High-leverage activities are not about making more time or using more energy; instead, the aim is to better optimise your resources to focus on work that goes beyond moving the needle. In order to identify these high-leverage activities, you need to reflect on how to allocate your resources.
- Document your daily activities. The first step is to get an idea of the way you currently spend your time and energy. We very often overestimate or underestimate the time we spend on certain activities. Time seems to contract when we’re having fun, and to expand for boring tasks. But time perception doesn’t correlate with leverage. Spend a few days tracking how you spend your work days. You can even install a time-tracking app to help with accuracy.
- Highlight the tasks you feel best suited for. Better yet: focus on the tasks only you can do. Because of your unique set of skills, interests, and connections, some tasks will be both easier and more enjoyable to you than to somebody else — as well as better performed by you in some cases.
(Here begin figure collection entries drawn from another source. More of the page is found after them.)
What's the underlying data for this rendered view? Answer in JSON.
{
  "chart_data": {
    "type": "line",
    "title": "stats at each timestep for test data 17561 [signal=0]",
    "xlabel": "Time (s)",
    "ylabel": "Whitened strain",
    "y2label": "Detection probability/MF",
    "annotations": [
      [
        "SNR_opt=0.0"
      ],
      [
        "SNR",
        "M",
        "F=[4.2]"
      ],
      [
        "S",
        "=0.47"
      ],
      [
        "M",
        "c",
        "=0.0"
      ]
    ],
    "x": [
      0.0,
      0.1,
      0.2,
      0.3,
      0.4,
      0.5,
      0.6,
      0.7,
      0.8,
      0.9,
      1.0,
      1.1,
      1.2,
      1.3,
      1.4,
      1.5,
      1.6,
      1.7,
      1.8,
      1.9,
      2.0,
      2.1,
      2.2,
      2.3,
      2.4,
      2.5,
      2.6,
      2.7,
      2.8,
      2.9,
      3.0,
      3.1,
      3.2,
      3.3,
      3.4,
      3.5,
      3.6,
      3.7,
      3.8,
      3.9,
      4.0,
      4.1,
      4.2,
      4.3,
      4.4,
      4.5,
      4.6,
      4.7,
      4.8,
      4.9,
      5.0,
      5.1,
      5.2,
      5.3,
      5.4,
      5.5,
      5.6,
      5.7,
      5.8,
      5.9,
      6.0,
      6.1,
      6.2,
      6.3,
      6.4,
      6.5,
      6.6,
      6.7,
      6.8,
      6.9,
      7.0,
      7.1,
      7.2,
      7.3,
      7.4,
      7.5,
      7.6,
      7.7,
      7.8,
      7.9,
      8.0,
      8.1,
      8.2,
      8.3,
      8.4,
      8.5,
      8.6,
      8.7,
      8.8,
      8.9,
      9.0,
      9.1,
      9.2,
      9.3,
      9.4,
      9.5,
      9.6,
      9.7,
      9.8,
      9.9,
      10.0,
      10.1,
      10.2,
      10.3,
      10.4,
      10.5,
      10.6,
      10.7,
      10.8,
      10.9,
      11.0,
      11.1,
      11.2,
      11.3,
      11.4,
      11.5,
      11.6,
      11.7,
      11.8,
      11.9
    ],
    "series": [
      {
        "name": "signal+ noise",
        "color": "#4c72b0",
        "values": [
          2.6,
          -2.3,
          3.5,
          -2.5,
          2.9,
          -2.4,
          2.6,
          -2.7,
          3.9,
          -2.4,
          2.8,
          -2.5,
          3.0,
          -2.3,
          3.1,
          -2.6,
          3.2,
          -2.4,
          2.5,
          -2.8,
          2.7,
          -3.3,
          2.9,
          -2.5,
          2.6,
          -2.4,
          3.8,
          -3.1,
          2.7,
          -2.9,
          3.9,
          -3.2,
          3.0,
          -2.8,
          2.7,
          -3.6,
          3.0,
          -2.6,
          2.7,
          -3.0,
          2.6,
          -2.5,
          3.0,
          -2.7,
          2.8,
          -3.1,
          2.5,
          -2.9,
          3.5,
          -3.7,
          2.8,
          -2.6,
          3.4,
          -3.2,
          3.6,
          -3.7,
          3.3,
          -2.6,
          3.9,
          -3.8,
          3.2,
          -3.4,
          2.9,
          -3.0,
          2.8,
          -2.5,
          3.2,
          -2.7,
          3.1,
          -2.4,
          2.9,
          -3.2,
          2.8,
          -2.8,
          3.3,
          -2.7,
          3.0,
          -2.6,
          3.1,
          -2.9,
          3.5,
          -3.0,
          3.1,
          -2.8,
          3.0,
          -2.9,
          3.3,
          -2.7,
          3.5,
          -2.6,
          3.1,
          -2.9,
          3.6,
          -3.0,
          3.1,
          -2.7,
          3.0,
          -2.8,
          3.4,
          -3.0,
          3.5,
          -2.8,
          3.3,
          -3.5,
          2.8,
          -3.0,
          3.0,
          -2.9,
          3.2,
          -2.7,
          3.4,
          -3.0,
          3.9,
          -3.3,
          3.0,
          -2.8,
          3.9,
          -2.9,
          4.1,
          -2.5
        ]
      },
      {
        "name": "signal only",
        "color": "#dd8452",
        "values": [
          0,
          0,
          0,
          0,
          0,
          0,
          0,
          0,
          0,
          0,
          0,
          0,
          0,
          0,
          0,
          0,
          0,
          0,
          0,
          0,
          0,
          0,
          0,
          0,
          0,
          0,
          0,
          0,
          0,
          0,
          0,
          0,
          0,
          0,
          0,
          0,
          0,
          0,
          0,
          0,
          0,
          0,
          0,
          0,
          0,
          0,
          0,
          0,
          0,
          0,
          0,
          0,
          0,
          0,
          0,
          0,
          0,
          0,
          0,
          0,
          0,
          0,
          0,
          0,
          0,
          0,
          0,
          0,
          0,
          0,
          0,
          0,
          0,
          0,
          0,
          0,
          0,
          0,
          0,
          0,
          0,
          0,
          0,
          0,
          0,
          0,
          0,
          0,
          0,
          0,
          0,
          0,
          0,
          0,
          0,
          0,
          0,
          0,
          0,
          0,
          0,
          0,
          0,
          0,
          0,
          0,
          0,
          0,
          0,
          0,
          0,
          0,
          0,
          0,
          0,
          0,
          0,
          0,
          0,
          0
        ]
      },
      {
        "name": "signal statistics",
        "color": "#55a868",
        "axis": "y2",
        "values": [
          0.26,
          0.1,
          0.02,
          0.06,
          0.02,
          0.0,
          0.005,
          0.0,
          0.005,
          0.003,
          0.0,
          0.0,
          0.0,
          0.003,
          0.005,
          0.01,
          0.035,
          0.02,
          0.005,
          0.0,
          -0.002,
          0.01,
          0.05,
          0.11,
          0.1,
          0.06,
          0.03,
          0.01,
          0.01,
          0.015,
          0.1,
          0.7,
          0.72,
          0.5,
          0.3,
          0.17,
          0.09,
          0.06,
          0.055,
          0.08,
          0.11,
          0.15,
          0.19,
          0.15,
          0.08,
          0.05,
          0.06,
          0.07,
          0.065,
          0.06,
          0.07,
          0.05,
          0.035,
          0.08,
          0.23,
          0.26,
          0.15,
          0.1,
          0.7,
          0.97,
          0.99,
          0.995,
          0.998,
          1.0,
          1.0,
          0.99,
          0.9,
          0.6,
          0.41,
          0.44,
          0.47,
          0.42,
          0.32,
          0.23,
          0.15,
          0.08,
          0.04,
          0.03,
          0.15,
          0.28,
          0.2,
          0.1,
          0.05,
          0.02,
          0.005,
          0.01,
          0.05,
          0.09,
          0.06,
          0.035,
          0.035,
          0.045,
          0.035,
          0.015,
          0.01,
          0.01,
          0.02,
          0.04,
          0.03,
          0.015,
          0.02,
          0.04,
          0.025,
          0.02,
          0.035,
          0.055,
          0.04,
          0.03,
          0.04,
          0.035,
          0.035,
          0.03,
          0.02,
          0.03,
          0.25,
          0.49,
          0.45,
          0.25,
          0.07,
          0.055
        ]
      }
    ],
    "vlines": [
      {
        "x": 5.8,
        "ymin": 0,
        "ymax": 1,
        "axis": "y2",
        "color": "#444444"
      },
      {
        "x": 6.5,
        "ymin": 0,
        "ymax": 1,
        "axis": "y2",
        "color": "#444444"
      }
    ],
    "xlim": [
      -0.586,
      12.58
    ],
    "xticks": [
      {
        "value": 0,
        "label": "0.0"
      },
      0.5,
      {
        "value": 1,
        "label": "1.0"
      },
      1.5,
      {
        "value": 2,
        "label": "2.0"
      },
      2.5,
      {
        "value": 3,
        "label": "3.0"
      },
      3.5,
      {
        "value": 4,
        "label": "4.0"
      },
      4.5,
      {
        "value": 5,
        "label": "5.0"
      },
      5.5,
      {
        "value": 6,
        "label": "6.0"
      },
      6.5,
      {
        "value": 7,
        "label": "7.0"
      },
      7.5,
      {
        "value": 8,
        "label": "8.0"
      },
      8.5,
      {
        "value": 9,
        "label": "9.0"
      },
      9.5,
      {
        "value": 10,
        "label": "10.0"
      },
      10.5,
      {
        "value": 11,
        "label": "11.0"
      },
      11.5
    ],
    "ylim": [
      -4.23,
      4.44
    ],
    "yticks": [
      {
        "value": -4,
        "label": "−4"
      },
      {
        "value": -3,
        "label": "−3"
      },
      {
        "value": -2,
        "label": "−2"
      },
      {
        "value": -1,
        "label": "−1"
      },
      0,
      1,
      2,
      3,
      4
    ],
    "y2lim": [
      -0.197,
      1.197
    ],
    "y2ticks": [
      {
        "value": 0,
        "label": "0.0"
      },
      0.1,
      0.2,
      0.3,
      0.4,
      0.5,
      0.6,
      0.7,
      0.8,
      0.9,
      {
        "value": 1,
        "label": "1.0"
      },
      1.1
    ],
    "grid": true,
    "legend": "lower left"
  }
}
For instance, someone on your team may be better suited to create and design a business presentation; another team member may be the strongest person for cold emailing and conducting initial meetings; but you may be the best person for the final negotiation.
- Choose your levers. First, be selective. While high-leverage activities lead to outsized results compared to the time and energy investment, you still only have a limited number of hours available to you. Ideally, try to keep your list of high-leverage activities to 2-3 items at most. Then, make sure to commit to these levers: let your team know about your focus areas; delegate tasks you are not the best suited for; automate repetitive and energy-draining activities; hire contractors for what cannot be automated.
Remember: hard work is not necessarily high-leverage work. Do not measure your productivity based on time and energy—time in particular is not a measure of productivity.
Focus on activities with oversized output compared to your input. Learn to delegate. Use your time to invest in yourself, your systems, and your relationships – these investments compound. While we all have an absolute limit on time, high-leverage activities can multiply our energy.